Le Temps des fêtes, qui va de Noël au Jour de l’An, est le résultat d’une foule d’influences les plus diverses, dont certaines se perdent dans la nuit des temps. Des millénaires avant la naissance du Christ, la majorité des peuples avaient pris l’habitude de fêter le solstice d’hiver, ce moment privilégié où les jours, après avoir raccourci inexorablement durant six mois, commencent enfin à rallonger. Feux de joie, échanges de cadeaux, toutes sortes de festivités allant jusqu’aux pires orgies marquaient cette période. Dès l’aube de la chrétienté, l’Église s’attaqua à ces coutumes païennes et, au IVe siècle, à défaut de pouvoir les éradiquer, elle trouva moyen de les réorienter, en fixant la date de la naissance de Jésus au 25 décembre. " Désormais, plutôt que de se livrer à la débauche, on fêtera Noël... La fête chrétienne mettra du temps à supplanter la fête païenne, mais elle finira par s’imposer." (1)

Dès les débuts de la colonie on fête Noël sur les rives du Saint-Laurent. Le 25 décembre marque le début d’une période de réjouissances et de veillées qui se prolongent jusqu’aux Rois et parfois même jusqu’au mardi gras. Les festivités commencent toujours par la messe de minuit, à laquelle assistent toute la population ainsi que les Hurons nouvellement convertis.

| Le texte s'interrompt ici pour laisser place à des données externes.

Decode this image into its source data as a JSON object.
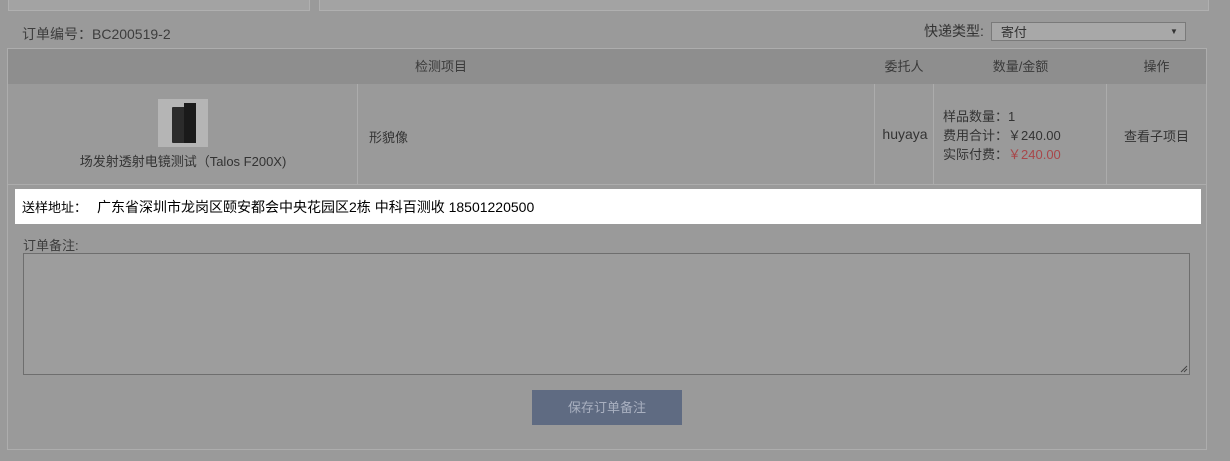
{
  "order": {
    "number_label": "订单编号：BC200519-2",
    "express_label": "快递类型:",
    "express_value": "寄付"
  },
  "table": {
    "headers": [
      "检测项目",
      "委托人",
      "数量/金额",
      "操作"
    ],
    "row": {
      "product_name": "场发射透射电镜测试（Talos F200X)",
      "item": "形貌像",
      "client": "huyaya",
      "sample_qty": "样品数量：1",
      "fee_total": "费用合计：￥240.00",
      "actual_fee_label": "实际付费：",
      "actual_fee_value": "￥240.00",
      "action": "查看子项目"
    }
  },
  "shipping": {
    "label": "送样地址：",
    "address": "广东省深圳市龙岗区颐安都会中央花园区2栋 中科百测收 18501220500"
  },
  "remark": {
    "label": "订单备注:",
    "value": ""
  },
  "save_button": "保存订单备注",
  "colors": {
    "accent": "#5f6b82",
    "highlight": "#ffffff",
    "price_red": "#a8474a"
  }
}
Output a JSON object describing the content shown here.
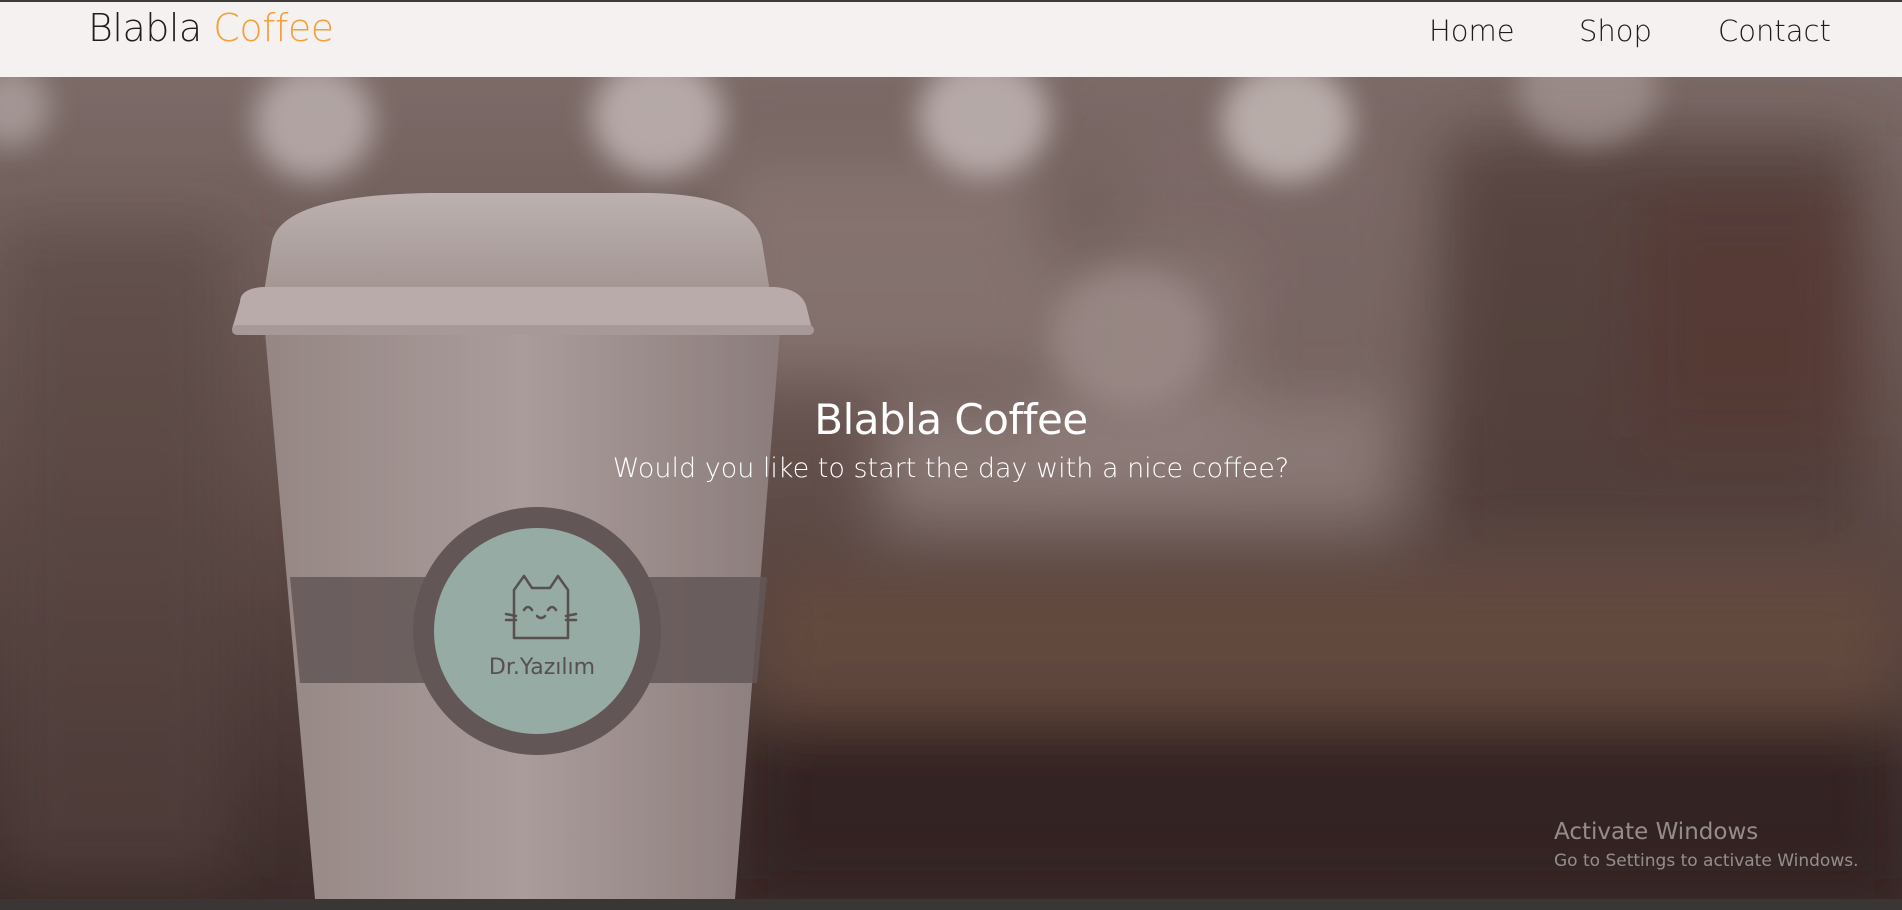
{
  "navbar": {
    "brand_main": "Blabla",
    "brand_accent": "Coffee",
    "links": [
      "Home",
      "Shop",
      "Contact"
    ]
  },
  "hero": {
    "title": "Blabla Coffee",
    "subtitle": "Would you like to start the day with a nice coffee?",
    "cup_logo_text": "Dr.Yazılım"
  },
  "watermark": {
    "title": "Activate Windows",
    "subtitle": "Go to Settings to activate Windows."
  },
  "colors": {
    "brand_accent": "#f0a13a",
    "navbar_bg": "#f5f1f0",
    "logo_circle": "#a9c9c0"
  },
  "icons": [
    "cat-face-icon"
  ]
}
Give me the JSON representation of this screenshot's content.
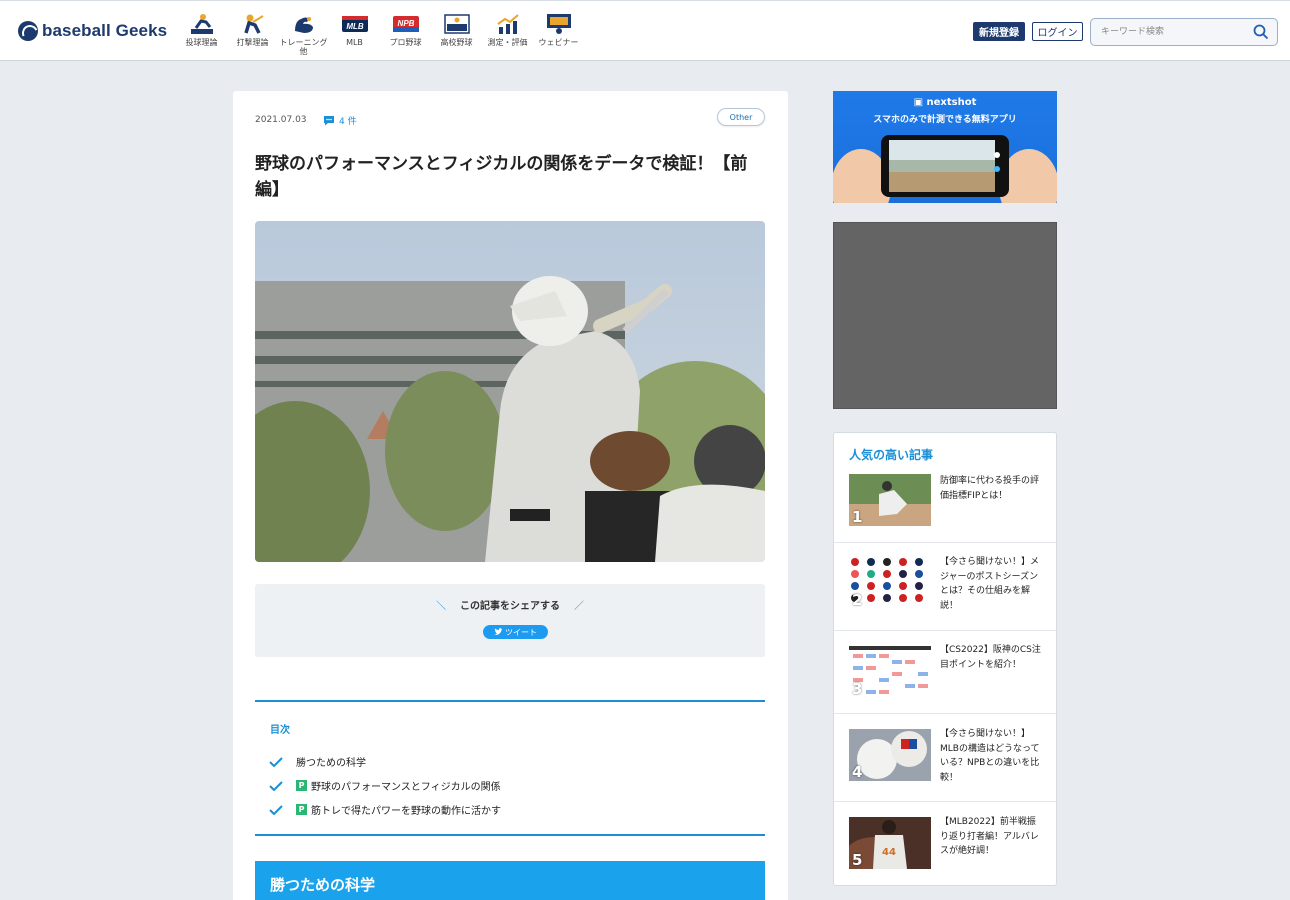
{
  "header": {
    "logo_text": "baseball Geeks",
    "nav": [
      {
        "label": "投球理論",
        "icon": "pitcher-icon"
      },
      {
        "label": "打撃理論",
        "icon": "batter-icon"
      },
      {
        "label": "トレーニング\n他",
        "icon": "muscle-arm-icon"
      },
      {
        "label": "MLB",
        "icon": "mlb-badge-icon"
      },
      {
        "label": "プロ野球",
        "icon": "npb-badge-icon"
      },
      {
        "label": "高校野球",
        "icon": "scoreboard-icon"
      },
      {
        "label": "測定・評価",
        "icon": "chart-up-icon"
      },
      {
        "label": "ウェビナー",
        "icon": "presenter-icon"
      }
    ],
    "signup_label": "新規登録",
    "login_label": "ログイン",
    "search_placeholder": "キーワード検索"
  },
  "article": {
    "date": "2021.07.03",
    "comments": "4 件",
    "tag": "Other",
    "title": "野球のパフォーマンスとフィジカルの関係をデータで検証！【前編】",
    "share": {
      "label": "この記事をシェアする",
      "tweet_label": "ツイート"
    },
    "toc": {
      "title": "目次",
      "items": [
        {
          "label": "勝つための科学",
          "badge": ""
        },
        {
          "label": "野球のパフォーマンスとフィジカルの関係",
          "badge": "P"
        },
        {
          "label": "筋トレで得たパワーを野球の動作に活かす",
          "badge": "P"
        }
      ]
    },
    "section_heading": "勝つための科学"
  },
  "sidebar": {
    "ad": {
      "brand": "nextshot",
      "tagline": "スマホのみで計測できる無料アプリ"
    },
    "popular": {
      "title": "人気の高い記事",
      "items": [
        {
          "rank": "1",
          "title": "防御率に代わる投手の評価指標FIPとは！"
        },
        {
          "rank": "2",
          "title": "【今さら聞けない！】メジャーのポストシーズンとは？その仕組みを解説！"
        },
        {
          "rank": "3",
          "title": "【CS2022】阪神のCS注目ポイントを紹介！"
        },
        {
          "rank": "4",
          "title": "【今さら聞けない！】MLBの構造はどうなっている？NPBとの違いを比較！"
        },
        {
          "rank": "5",
          "title": "【MLB2022】前半戦振り返り打者編！アルバレスが絶好調！"
        }
      ]
    }
  },
  "colors": {
    "brand_navy": "#1d3a6e",
    "accent_blue": "#1b8fd6",
    "section_blue": "#1aa3ec",
    "page_bg": "#e8ecf1"
  }
}
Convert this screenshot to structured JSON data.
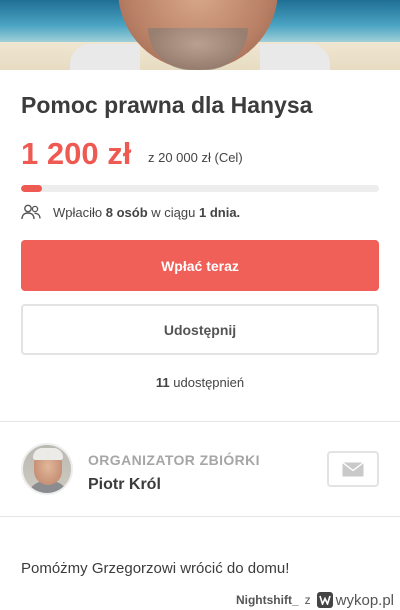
{
  "campaign": {
    "title": "Pomoc prawna dla Hanysa",
    "raised": "1 200 zł",
    "goal": "z 20 000 zł (Cel)",
    "progress_fraction": 0.06
  },
  "donors": {
    "prefix": "Wpłaciło",
    "count": "8 osób",
    "middle": "w ciągu",
    "days": "1 dnia.",
    "icon": "people-icon"
  },
  "actions": {
    "pay_label": "Wpłać teraz",
    "share_label": "Udostępnij"
  },
  "shares": {
    "count": "11",
    "label": "udostępnień"
  },
  "organizer": {
    "label": "ORGANIZATOR ZBIÓRKI",
    "name": "Piotr Król",
    "message_icon": "envelope-icon"
  },
  "description": "Pomóżmy Grzegorzowi wrócić do domu!",
  "footer": {
    "user": "Nightshift_",
    "sep": "z",
    "site": "wykop.pl"
  },
  "colors": {
    "accent": "#f05f58",
    "text": "#3c3c3c",
    "muted": "#a6a6a6"
  }
}
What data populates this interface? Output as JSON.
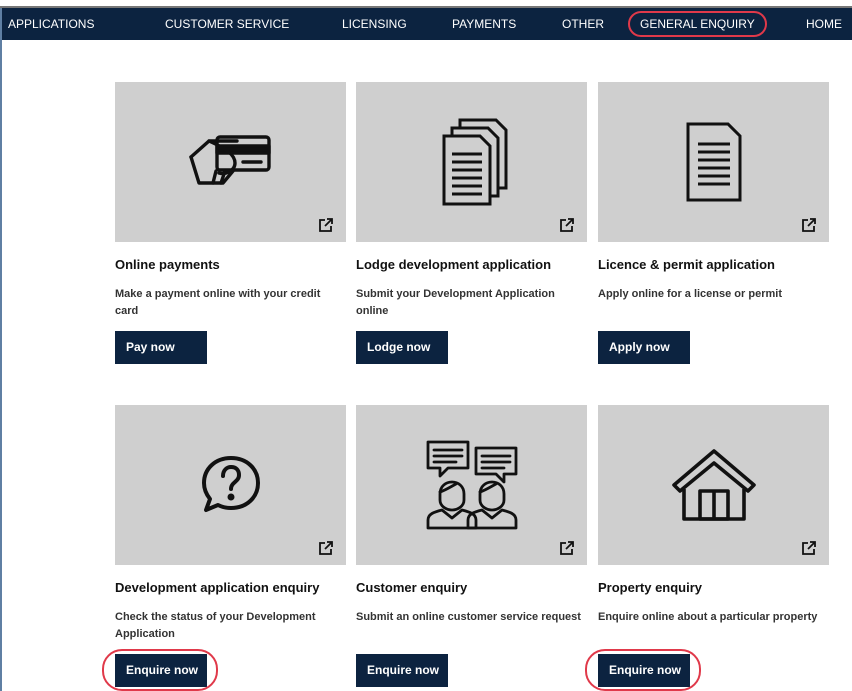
{
  "nav": {
    "items": [
      "APPLICATIONS",
      "CUSTOMER SERVICE",
      "LICENSING",
      "PAYMENTS",
      "OTHER",
      "GENERAL ENQUIRY",
      "HOME"
    ],
    "highlighted": "GENERAL ENQUIRY"
  },
  "cards": [
    {
      "title": "Online payments",
      "description": "Make a payment online with your credit card",
      "button": "Pay now",
      "icon": "credit-card-hand-icon",
      "highlighted": false
    },
    {
      "title": "Lodge development application",
      "description": "Submit your Development Application online",
      "button": "Lodge now",
      "icon": "documents-stack-icon",
      "highlighted": false
    },
    {
      "title": "Licence & permit application",
      "description": "Apply online for a license or permit",
      "button": "Apply now",
      "icon": "document-icon",
      "highlighted": false
    },
    {
      "title": "Development application enquiry",
      "description": "Check the status of your Development Application",
      "button": "Enquire now",
      "icon": "question-bubble-icon",
      "highlighted": true
    },
    {
      "title": "Customer enquiry",
      "description": "Submit an online customer service request",
      "button": "Enquire now",
      "icon": "people-chat-icon",
      "highlighted": false
    },
    {
      "title": "Property enquiry",
      "description": "Enquire online about a particular property",
      "button": "Enquire now",
      "icon": "house-icon",
      "highlighted": true
    }
  ],
  "colors": {
    "navy": "#0c2340",
    "card_bg": "#cfcfcf",
    "highlight": "#e0394a"
  }
}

Ceux-ci furent apparemment très étonnés par la belle crèche entourée de sapins que les Ursulines avaient dressée dans leur chapelle. (2) En fait on célébrait la naissance de Jésus par deux messes successives, de sorte que les fidèles passaient de nombreuses heures à l’église, l’estomac vide, car il fallait être à jeun pour pouvoir communier lors de cette célébration. Il n’est pas surprenant qu’après un trajet plus ou moins long dans la froidure de cette sainte nuit, dès le retour à la maison tous se jetaient avidement sur le réveillon. La table croulait littéralement sous l’abondance de plats les plus variés : tourtières, ragoût de pattes, pâtés, tartes, croquignoles et plein d’autres délices.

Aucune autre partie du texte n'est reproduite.